One of the scariest things that you can hear a loved one say is “I’m getting a biopsy.” Individuals only get a biopsy when there is a suspicion that there is something wrong that could be causing disease in an individual. Biopsies are also fairly invasive as they always involve removing tissue from the one being biopsied, and then there is always what feels like a never-ending waiting period as you await the return of results from the biopsy; however biopsies are a useful tool that permits providers to give patients a diagnosis of an individual condition.
One medical field that commonly uses biopsies is that of nephrology. Kidney biopsies allow providers to give a definitive diagnosis of symptoms that a patient may have. In fact, in patients who present with various symptoms that are associated with kidney abnormalities (such as decreased blood protein, protein in the urine, and swelling of the body), a kidney biopsy can help to identify the exact cause of the condition.
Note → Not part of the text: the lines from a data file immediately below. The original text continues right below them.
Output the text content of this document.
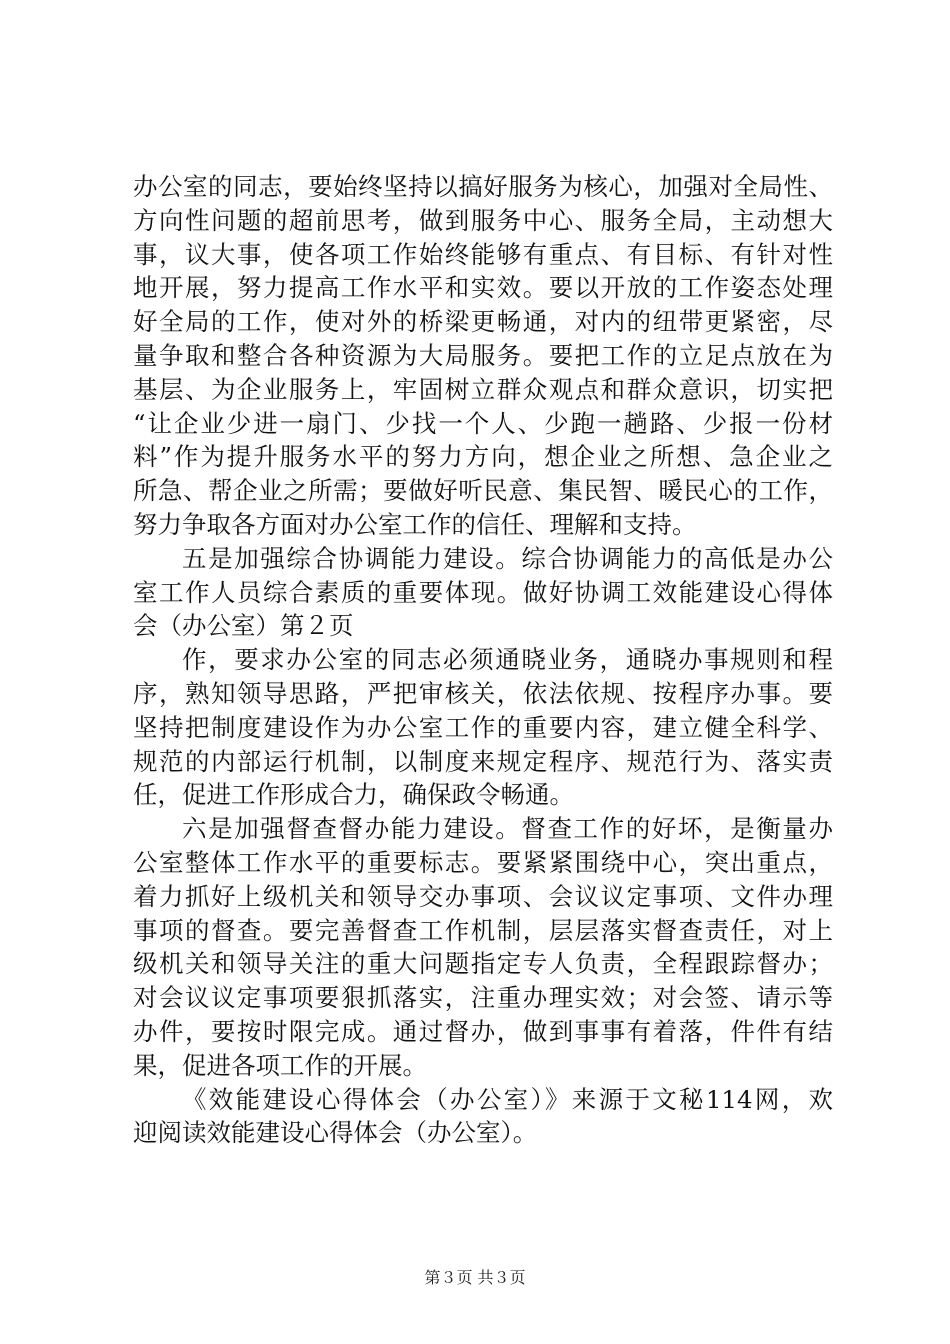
办公室的同志，要始终坚持以搞好服务为核心，加强对全局性、
方向性问题的超前思考，做到服务中心、服务全局，主动想大
事，议大事，使各项工作始终能够有重点、有目标、有针对性
地开展，努力提高工作水平和实效。要以开放的工作姿态处理
好全局的工作，使对外的桥梁更畅通，对内的纽带更紧密，尽
量争取和整合各种资源为大局服务。要把工作的立足点放在为
基层、为企业服务上，牢固树立群众观点和群众意识，切实把
“让企业少进一扇门、少找一个人、少跑一趟路、少报一份材
料”作为提升服务水平的努力方向，想企业之所想、急企业之
所急、帮企业之所需；要做好听民意、集民智、暖民心的工作，
努力争取各方面对办公室工作的信任、理解和支持。
五是加强综合协调能力建设。综合协调能力的高低是办公
室工作人员综合素质的重要体现。做好协调工效能建设心得体
会（办公室）第２页
作，要求办公室的同志必须通晓业务，通晓办事规则和程
序，熟知领导思路，严把审核关，依法依规、按程序办事。要
坚持把制度建设作为办公室工作的重要内容，建立健全科学、
规范的内部运行机制，以制度来规定程序、规范行为、落实责
任，促进工作形成合力，确保政令畅通。
六是加强督查督办能力建设。督查工作的好坏，是衡量办
公室整体工作水平的重要标志。要紧紧围绕中心，突出重点，
着力抓好上级机关和领导交办事项、会议议定事项、文件办理
事项的督查。要完善督查工作机制，层层落实督查责任，对上
级机关和领导关注的重大问题指定专人负责，全程跟踪督办；
对会议议定事项要狠抓落实，注重办理实效；对会签、请示等
办件，要按时限完成。通过督办，做到事事有着落，件件有结
果，促进各项工作的开展。
《效能建设心得体会（办公室）》来源于文秘114网，欢
迎阅读效能建设心得体会（办公室）。
第３页 共３页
If a patient consistently has protein in the urine, a provider may suspect that the patient has Focal Segmental Glomerulosclerosis (FSGS), a condition that arises due to scarring and damage of the glomeruli of the kidney. The glomeruli are responsible for filtering the blood to ensure the blood is clean of toxins, and that products that need to be retained in the blood are retained. If a patient has FSGS, they can end up losing quite a bit of the protein in their blood and experience decreased blood protein and a corresponding increase in protein in the uring, alterations in fat and cholesterol levels of the blood, and systemic swelling, including in their limbs.
Over time, this condition can cause further worsening of the condition in the kidneys and result in development of end-stage renal disease (ESRD). Patients who reach ESRD usually end up requiring treatment with dialysis and an eventual kidney transplant.
When a provider performs a kidney biopsy of a patient, their sample will be examined to determine if a patient has FSGS; however, it is often also useful to determine if the patient may have a genetic factor that alters their risk of developing FSGS. For example, patients who have a homozygous (on both alleles) mutation in the APOL1 gene are known to have an increased risk of developing FSGS. In fact, this gene is such a big player in the health of kidneys, that it is know that even a donated kidney that has both APOL1 risk alleles present can lead to increased risk of failure of the transplanted kidney. This is why it is so important to consider testing for FSGS-associated genes when a patient is exhibiting symptoms of FSGS.
Additionally, alterations in genes associated with FSGS can vary based on a patient’s individual demographics. For example, alterations in APOL1 are known to be more frequent in patients with African ancestry. The presence of alterations in APOL1 are not sufficient to cause disease, however they are known to increase the overall risk.
When a patient has an alteration in APOL1, it is important to closely monitor the patient to ensure that they don’t develop overall symptoms of FSGS. It is also important to consider whether they would benefit from familial genetic testing and counseling in order to ensure that additional family members don’t suffer from untreated FSGS.
While there aren’t currently very many therapeutic treatments available for individuals with FSGS, there are a number of treatments currently being examined in clinical trials. In fact, patients who have obtained a genetic diagnosis for FSGS are often resistant to steroid treatment and additional treatment options commonly used for chronic kidney disease.